The rate of decay of N in 5,730 years (plus or minus 40 years).This is the “half-life.” So, in two half-lives, or 11,460 years, only one-quarter of that in living organisms at present, then it has a theoretical age of 11,460 years.It makes no sense at all if man appeared at the end of billions of years.

Obviously there will usually be a loss of stable carbon too but the proportion of radiocarbon to stable carbon will reduce according to the exponential decay law: R = A exp(-T/8033) where R is C ratio of the living organism and T is the amount of time that has passed since the death of the organism.

By measuring the ratio, R, in a sample we can then calculate the age of the sample: T = -8033 ln(R/A) Both of these complications are dealt with by calibration of the radiocarbon dates against material of known age.

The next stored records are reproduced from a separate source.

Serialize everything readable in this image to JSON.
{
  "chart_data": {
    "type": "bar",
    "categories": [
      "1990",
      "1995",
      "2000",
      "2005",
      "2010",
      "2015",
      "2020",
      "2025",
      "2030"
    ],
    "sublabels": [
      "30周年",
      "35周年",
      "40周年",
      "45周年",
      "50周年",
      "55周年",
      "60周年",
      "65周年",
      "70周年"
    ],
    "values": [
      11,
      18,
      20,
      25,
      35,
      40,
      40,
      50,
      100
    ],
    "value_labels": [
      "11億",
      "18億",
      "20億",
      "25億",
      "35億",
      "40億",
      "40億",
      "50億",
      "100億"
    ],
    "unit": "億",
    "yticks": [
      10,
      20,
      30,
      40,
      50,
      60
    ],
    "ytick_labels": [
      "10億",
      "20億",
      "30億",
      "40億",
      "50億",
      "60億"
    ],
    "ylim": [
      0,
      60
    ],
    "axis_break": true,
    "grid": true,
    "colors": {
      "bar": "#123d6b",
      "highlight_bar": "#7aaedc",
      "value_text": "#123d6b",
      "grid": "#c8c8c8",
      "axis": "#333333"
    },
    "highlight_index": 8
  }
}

Radiocarbon dating is one of the most widely used scientific dating methods in archaeology and environmental science.

It can be applied to most organic materials and spans dates from a few hundred years ago right back to about 50,000 years ago - about when modern humans were first entering Europe.

The use of various radioisotopes allows the dating of biological and geological samples with a high degree of accuracy.

However, radioisotope dating may not work so well in the future.

As explained below, the radiocarbon date tells us when the organism was alive (not when the material was used).

This fact should always be remembered when using radiocarbon dates.

Potassium-40 is another radioactive element naturally found in your body and has a half-life of 1.3 billion years.

Other useful radioisotopes for radioactive dating include Uranium -235 (half-life = 704 million years), Uranium -238 (half-life = 4.5 billion years), Thorium-232 (half-life = 14 billion years) and Rubidium-87 (half-life = 49 billion years).

Once an organism dies the carbon is no longer replaced.